Potter tiró el cigarrillo al suelo y no se molestó en pisarlo. Subimos los peldaños de la puerta y lo seguimos al interior de una cocina pequeña con viejos electrodomésticos de color verde aguacate y docenas de platos sucios. Nos hizo pasar al comedor, donde había un montón de ropa por planchar sobre la mesa, y de ahí a la sala de estar, en la parte delantera de la casa. Dejé lo que transportaba y traté de no demostrar el sobresalto que me produjo reconocer el televisor conectado a un enchufe de pared, las cortinas, el sofá de piel marrón y el suelo de parquet, cubierto de arañazos y mate como el barro. Había libros y papeles esparcidos por todas partes, y Potter empezó a hablar mientras los iba recogiendo de cualquier manera.
—Como pueden ver, no siento inclinaciones domésticas —explicó con marcado acento alemán—. Voy a dejar todo esto en la mesa del comedor, de momento. Ya está —dijo a su regreso—. ¿Quieren que vaya por algo más?
Sacó un paquete de Camel del bolsillo de la camisa blanca y una carterita de cerillas de los tejanos descoloridos. Llevaba un reloj de bolsillo sujeto al pantalón por una tira de cuero y, cuando lo extrajo para echarle una ojeada antes de encender el cigarrillo, advertí una serie de cosas. Le temblaban las manos, tenía los dedos hinchados y una red de capilares rotos le cubría la nariz y los pómulos. No se había tomado la molestia de vaciar los ceniceros, pero sí había recogido las botellas y los vasos y había tenido el cuidado de sacar la basura.
—Así está bien. No hace falta que mueva nada más —respondió Wesley—. Si nosotros movemos algo, volveremos a dejarlo donde estaba.
—¿Y dicen que este producto químico que van a utilizar no estropeará nada ni es tóxico para las personas?
—No, no es peligroso.
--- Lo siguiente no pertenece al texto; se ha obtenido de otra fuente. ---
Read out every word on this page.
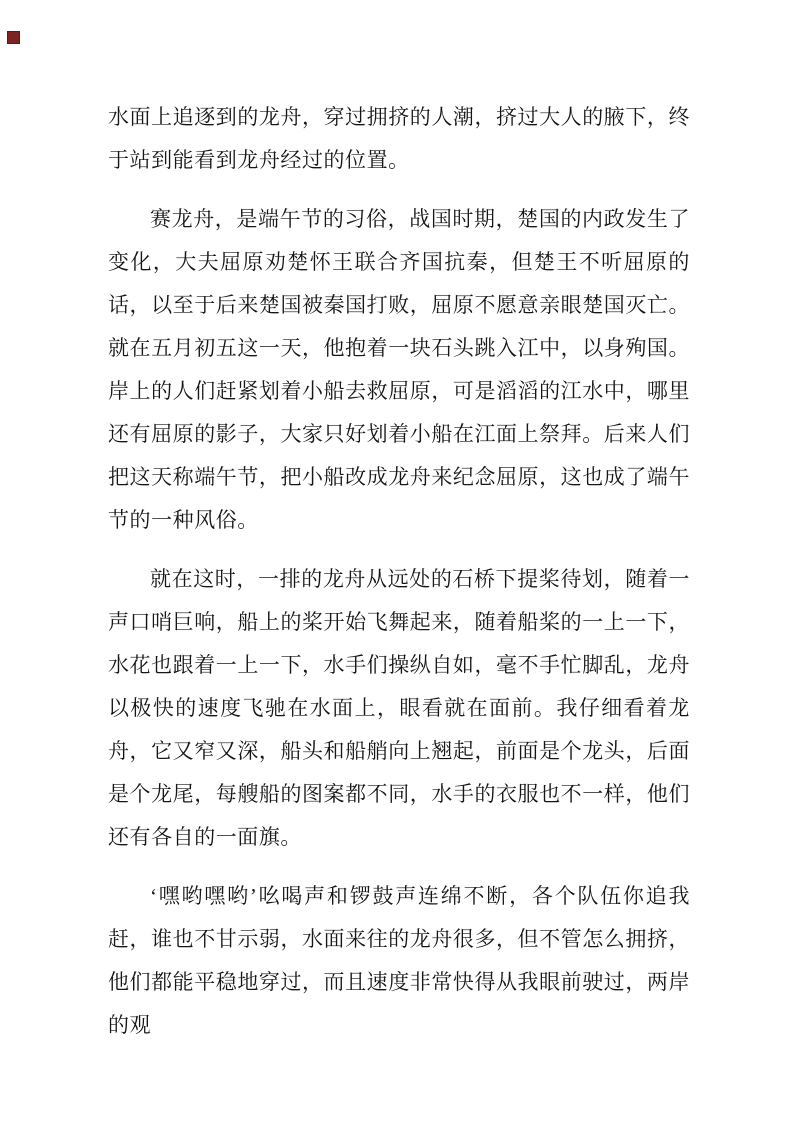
水面上追逐到的龙舟，穿过拥挤的人潮，挤过大人的腋下，终于站到能看到龙舟经过的位置。

赛龙舟，是端午节的习俗，战国时期，楚国的内政发生了变化，大夫屈原劝楚怀王联合齐国抗秦，但楚王不听屈原的话，以至于后来楚国被秦国打败，屈原不愿意亲眼楚国灭亡。就在五月初五这一天，他抱着一块石头跳入江中，以身殉国。岸上的人们赶紧划着小船去救屈原，可是滔滔的江水中，哪里还有屈原的影子，大家只好划着小船在江面上祭拜。后来人们把这天称端午节，把小船改成龙舟来纪念屈原，这也成了端午节的一种风俗。

就在这时，一排的龙舟从远处的石桥下提桨待划，随着一声口哨巨响，船上的桨开始飞舞起来，随着船桨的一上一下，水花也跟着一上一下，水手们操纵自如，毫不手忙脚乱，龙舟以极快的速度飞驰在水面上，眼看就在面前。我仔细看着龙舟，它又窄又深，船头和船艄向上翘起，前面是个龙头，后面是个龙尾，每艘船的图案都不同，水手的衣服也不一样，他们还有各自的一面旗。

‘嘿哟嘿哟’吆喝声和锣鼓声连绵不断，各个队伍你追我赶，谁也不甘示弱，水面来往的龙舟很多，但不管怎么拥挤，他们都能平稳地穿过，而且速度非常快得从我眼前驶过，两岸的观
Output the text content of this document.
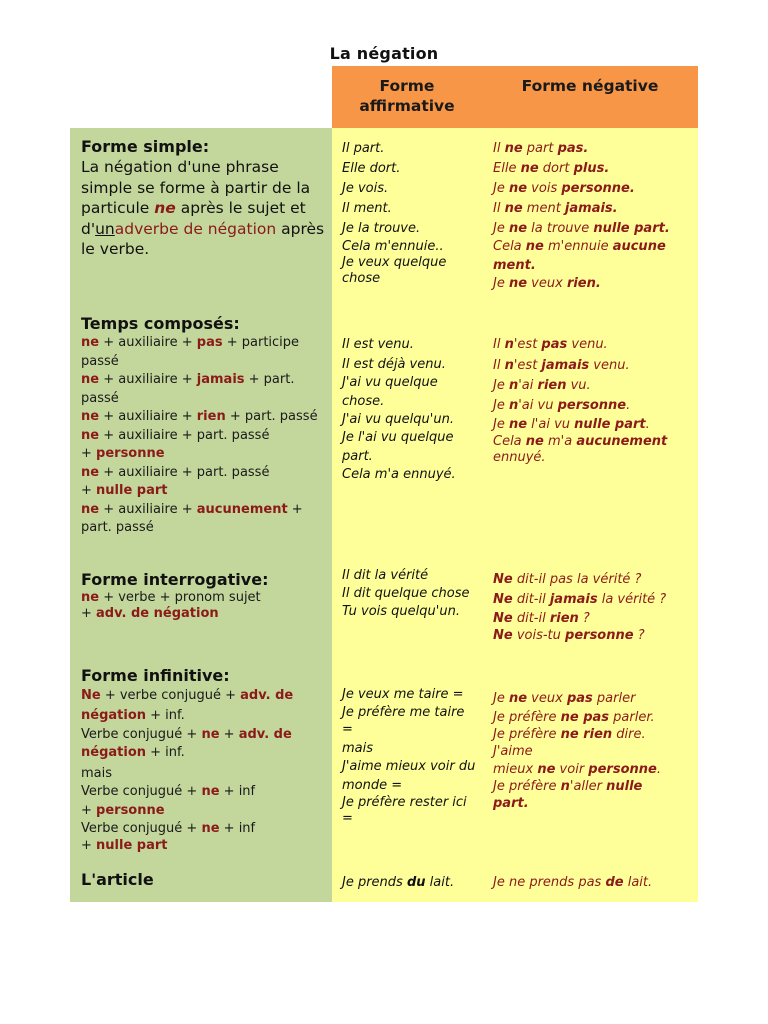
La négation
Forme affirmative
Forme négative
Forme simple:
La négation d'une phrase simple se forme à partir de la particule ne après le sujet et d'unadverbe de négation après le verbe.
Il part.
Elle dort.
Je vois.
Il ment.
Je la trouve.
Cela m'ennuie..
Je veux quelque chose
Il ne part pas.
Elle ne dort plus.
Je ne vois personne.
Il ne ment jamais.
Je ne la trouve nulle part.
Cela ne m'ennuie aucune
ment.
Je ne veux rien.
Temps composés:
ne + auxiliaire + pas + participe passé
ne + auxiliaire + jamais + part. passé
ne + auxiliaire + rien + part. passé
ne + auxiliaire + part. passé
+ personne
ne + auxiliaire + part. passé
+ nulle part
ne + auxiliaire + aucunement + part. passé
Il est venu.
Il est déjà venu.
J'ai vu quelque chose.
J'ai vu quelqu'un.
Je l'ai vu quelque part.
Cela m'a ennuyé.
Il n'est pas venu.
Il n'est jamais venu.
Je n'ai rien vu.
Je n'ai vu personne.
Je ne l'ai vu nulle part.
Cela ne m'a aucunement
ennuyé.
Forme interrogative:
ne + verbe + pronom sujet
+ adv. de négation
Il dit la vérité
Il dit quelque chose
Tu vois quelqu'un.
Ne dit-il pas la vérité ?
Ne dit-il jamais la vérité ?
Ne dit-il rien ?
Ne vois-tu personne ?
Forme infinitive:
Ne + verbe conjugué + adv. de négation + inf.
Verbe conjugué + ne + adv. de négation + inf.
mais
Verbe conjugué + ne + inf
+ personne
Verbe conjugué + ne + inf
+ nulle part
Je veux me taire =
Je préfère me taire =
mais
J'aime mieux voir du monde =
Je préfère rester ici =
Je ne veux pas parler
Je préfère ne pas parler.
Je préfère ne rien dire.
J'aime
mieux ne voir personne.
Je préfère n'aller nulle
part.
L'article	Je prends du lait.	Je ne prends pas de lait.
Deja un residuo granulado, como el agua salada al secarse —le expliqué—, pero intentaremos limpiarlo nosotros mismos.
—La verdad es que prefiero no estar presente mientras trabajan —añadió Potter, aspirando con nerviosismo una bocanada de humo—. ¿Podrían indicarme cuánto van a tardar, aproximadamente?
—No más de dos horas, espero —Wesley estaba contemplando la habitación, y aunque su rostro carecía por completo de expresión, me imaginé lo que estaba pensando.
Me quité el abrigo mientras Vander abría una caja de película y me quedé sin saber dónde ponerlo.
—Si terminan antes de que yo vuelva, asegúrense de que dejan la puerta bien cerrada. No hay ninguna alarma de que preocuparse —Potter salió por detrás, cruzando la cocina, y el ruido de su coche al arrancar sonó como el de un autobús diésel.
—Es una auténtica vergüenza —comentó Vander mientras sacaba de una caja dos frascos de productos químicos—. Podría ser una casa preciosa, pero por dentro no es mejor que muchas chabolas que he visto. ¿Os habéis fijado en los huevos revueltos que había en la sartén del fogón? ¿Qué más queréis hacer aquí? —Se puso en cuclillas—. No quiero hacer la mezcla hasta que estemos listos.
—Yo diría que hemos de sacar del cuarto todo lo que podamos —respondió Wesley—. ¿Tienes las fotos, Kay?
Saqué las fotografías de la escena del asesinato de Robyn Naismith.
—Os habréis dado cuenta de que nuestro amigo el profesor aún conserva los muebles de la víctima —observé.